The older I become, Mary makes much so more sense.  Mary is that side of us that knows that we are already loved and so she doesn’t have to do anything but enjoy it!  Mary is that side of us that wants to believe that God loves us, unconditionally, and we are worth more than we can ever imagine, just because we are, not because we are Doctors, Nurses, Electricians, Plumbers, Police Officers, Attorneys, Housewives; not because we have earned this degree or that degree!  Martha makes us anxious and self-doubting!  Mary, on the other hand, soothes us and encourages us, gives us rest and makes us proud to be just who we are.  We all need to get to know Mary better!  Martha is trying to get God to lover her! Through her hard work.  Mary knows that God already does!

Many of us grew up believing that God’s love is conditional. Therefore, we had to do certain things and refrain from certain things in order to prove worthy of God’s love.  We had to have the right membership, know the correct belief and perform the proper ritual in order for God to love us!  This is poor theology!  Don’t worry about it, God already loves you and me, end of story! 

God may not approve of all our actions and may leave us to reap what we have sown and be accountable for our sins, but He never withholds His love!

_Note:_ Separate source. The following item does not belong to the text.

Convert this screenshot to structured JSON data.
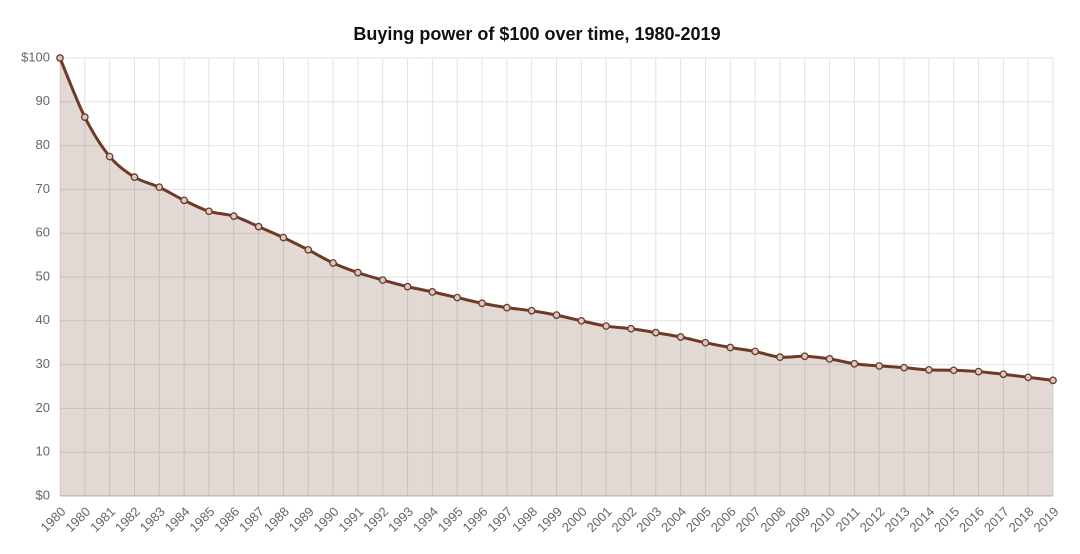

          Our world is crowded with people who are self-doubting and feel unloved, by their church and even by their God!  Because they feel unloved, they desperately look for it, often in all the wrong places – sex, drugs, alcohol, eating, gambling, and more often than that, settle for pain-killers or even take their own lives.  There is an African Proverb that says, “It takes a village to raise a child,” yet there are many who grow up without even one person to model love for them and teach them self-worth, while thousands model hate, discrimination and teach children to doubt their self-worth!  Even the church has contributed to their self-doubt by going so far as to call even God’s love for them into question.

          Hear this loud and clear, we are all worthy, not because church leaders grant it or say we are, but because of who we are!  Recovering Alcoholics, those addicted to drugs, the divorced, women, homosexuals, ex-Catholics, and those who dare to ask questions are somehow seen as “defective” and therefore deserving of that “withholding of blessings” that makes some people in our society feel so righteous!  We are worthy – all of us!  We are loved – all of us!  We can refuse that love, and sometimes we do, through sin.  Others may cause us to doubt it at times.  But neither they or you can stop it, no matter what!  God has made up his mind on this and there is no changing it.  God is love!  This is the Gospel!  This is what kept Mary spellbound in the living Room!  This is what Jesus wanted, for Martha to come out of her busy kitchen to hear!  The Good News of Jesus Christ is the message of Love!  Let us all love one another!